Однако его планы устроения некой торговой идиллии мгновенно разрушила Авдотья, которая, коротко и страшно махнув ногой, дала ему сильного пинка под зад. Словно лавину она стронула на исполинских вершинах, грозный камнепад. Но мужик был несказанно мал перед теми исполинскими и исполненными чудовищного драматизма образами, которые Авдотья ворохнула и заставила производить мощные выбросы энергии перед глазами изумленных очевидцев своим грозным телодвижением. Он не выразил своего отношения к Авдотье как к богине, ставшей творить метафизические беспорядки в его скупом на духовные поползновения мирке, а, скорее всего, у него и не было ясного разумения, что он именно так относится к ней, и в первую голову малый сей с некоторой даже ловкостью, с какой-то изощренной простотой смекнул, что пора сматывать удочки. Под смех Обузова он припустил к лестнице. Обузов улюлюкал и свистел, как мальчишка, гоняющий уличных котов. Змееподобный бежал и, уже на ходу, вперемежку с учащенным дыханием, даруя себе какое-то глубокое и отчасти романтическое обдумывание случившегося, приходил к утешительному выводу, что это случившееся вполне подвластно объяснению и если его действительно попытаться объяснить, то непременно выйдет, что оно как раз и ничего, или, говоря полнее, в аккурат то и выходит, что ничего страшного и непоправимого не случилось. В подтверждение этого вывода ощущалась мужиком тугая пачка ассигнаций в кармане штанов. Не только быстрый бег, это стремительное убегание от разъяренной бабы действовало на него успокоительно, но и в том, как он странно, чересчур громко и взволнованно, как бы чуждо самому себе дышал, заключалось нечто целебное, исцеляющее сознанием, что так не дышит человек, вполне освоивший привычки и навыки своей единственной и неповторимой жизни, и, следовательно, он выброшен из обычного ряда вещей, а раз так, то уж не иначе как и поднят в чудесный заоблачный мир.
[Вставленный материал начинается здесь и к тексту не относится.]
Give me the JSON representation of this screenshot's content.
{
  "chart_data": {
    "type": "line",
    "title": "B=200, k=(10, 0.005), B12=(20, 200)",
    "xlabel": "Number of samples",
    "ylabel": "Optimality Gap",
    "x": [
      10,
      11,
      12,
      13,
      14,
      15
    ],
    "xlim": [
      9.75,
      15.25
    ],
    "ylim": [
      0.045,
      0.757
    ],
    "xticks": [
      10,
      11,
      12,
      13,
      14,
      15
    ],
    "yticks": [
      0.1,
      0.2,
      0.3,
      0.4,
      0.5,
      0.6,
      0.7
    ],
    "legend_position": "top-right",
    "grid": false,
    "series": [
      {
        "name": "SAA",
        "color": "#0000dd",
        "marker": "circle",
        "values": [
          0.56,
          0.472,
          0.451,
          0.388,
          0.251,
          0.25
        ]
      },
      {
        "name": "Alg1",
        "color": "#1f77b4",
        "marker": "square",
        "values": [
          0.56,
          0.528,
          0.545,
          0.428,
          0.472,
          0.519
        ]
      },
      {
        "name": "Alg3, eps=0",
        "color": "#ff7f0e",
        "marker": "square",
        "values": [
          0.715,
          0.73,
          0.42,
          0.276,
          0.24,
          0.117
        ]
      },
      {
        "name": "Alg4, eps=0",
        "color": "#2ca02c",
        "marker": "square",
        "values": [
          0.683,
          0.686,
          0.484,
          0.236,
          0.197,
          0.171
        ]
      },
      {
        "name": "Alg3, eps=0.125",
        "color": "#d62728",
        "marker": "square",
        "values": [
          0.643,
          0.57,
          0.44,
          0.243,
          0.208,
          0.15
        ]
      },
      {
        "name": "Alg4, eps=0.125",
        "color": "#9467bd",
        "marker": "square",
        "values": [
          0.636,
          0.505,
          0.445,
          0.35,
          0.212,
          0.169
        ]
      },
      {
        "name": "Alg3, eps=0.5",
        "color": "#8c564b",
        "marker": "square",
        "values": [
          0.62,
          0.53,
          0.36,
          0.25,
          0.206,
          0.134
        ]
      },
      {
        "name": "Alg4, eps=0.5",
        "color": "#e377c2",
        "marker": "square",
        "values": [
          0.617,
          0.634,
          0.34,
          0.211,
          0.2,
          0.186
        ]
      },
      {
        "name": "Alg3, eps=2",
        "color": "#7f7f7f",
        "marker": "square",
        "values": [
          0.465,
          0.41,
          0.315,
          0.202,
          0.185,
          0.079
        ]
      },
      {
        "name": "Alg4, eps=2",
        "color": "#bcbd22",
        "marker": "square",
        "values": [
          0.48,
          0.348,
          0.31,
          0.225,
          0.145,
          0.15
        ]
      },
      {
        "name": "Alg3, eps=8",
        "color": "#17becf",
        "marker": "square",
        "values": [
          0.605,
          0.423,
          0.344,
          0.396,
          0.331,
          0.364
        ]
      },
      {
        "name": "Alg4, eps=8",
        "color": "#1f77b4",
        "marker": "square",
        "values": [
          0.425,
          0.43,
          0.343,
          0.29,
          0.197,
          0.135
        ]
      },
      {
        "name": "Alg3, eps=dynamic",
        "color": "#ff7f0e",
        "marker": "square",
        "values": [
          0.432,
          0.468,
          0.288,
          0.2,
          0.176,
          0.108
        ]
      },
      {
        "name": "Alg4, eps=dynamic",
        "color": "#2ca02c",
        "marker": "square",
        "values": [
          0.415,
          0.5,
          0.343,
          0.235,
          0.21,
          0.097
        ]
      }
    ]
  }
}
Авдотья стала теперь угрюмей прежнего. Они сидели в номере, глядя на сползающего со стула водителя. Лоскутников сказал:

- Хотелось бы жить иначе, но не получается. Мы трое, - он указал на себя, Буслова и Чулихина, - знаем, что надо жить иначе.

- Да кто же этого не знает! - отрывисто бросил Обузов.

- Но мы не знаем, как.

- И я не знаю.

В том, что называлось разумом Авдотьи и даже, по странному стечению обстоятельств, выглядело таковым, выросло особое самопознание, постижение себя, разума, уже не в облике предельной простоты, могущей быть и нелепой, и славной, а какого-то гладкого, как бы лакированного предмета, вроде отменно выделанной шкатулочки, которой издали любой наверняка залюбуется, но в которую, однако, присутствующие, а с ними и изменник муж, поспешили напихать всякой дряни, объявляя ее достойными осмеяния суевериями и пошлыми выдумками. Она роскошна, она величава, она даже женственна, а они, словно бы творя философию, но в действительности все искажая, называют ее убогой старухой, жалким юнцом с птичьей грудью, полоумным старцем и требуют ее удаления из храма. Она занимает определенное место, пусть не райское, а все же достойное, а они домогаются ее изгнания, представляя дело таким образом, что на занимаемом ею месте именно что и возникнет рай, как только она его покинет.

- Ваше безверие устрашает, - сказала Авдотья громко и отчетливо.

- Мое и моих друзей? - уточнил Лоскутников.

- Тут речь об ересях... - вдруг с какой-то болезненной интуитивностью угадал Чулихин. - Она указывает на ереси...

Обузов чувственно воскликнул:

- Она и есть первая еретичка!

Он облизывался и смотрел на жену бывалым инквизитором.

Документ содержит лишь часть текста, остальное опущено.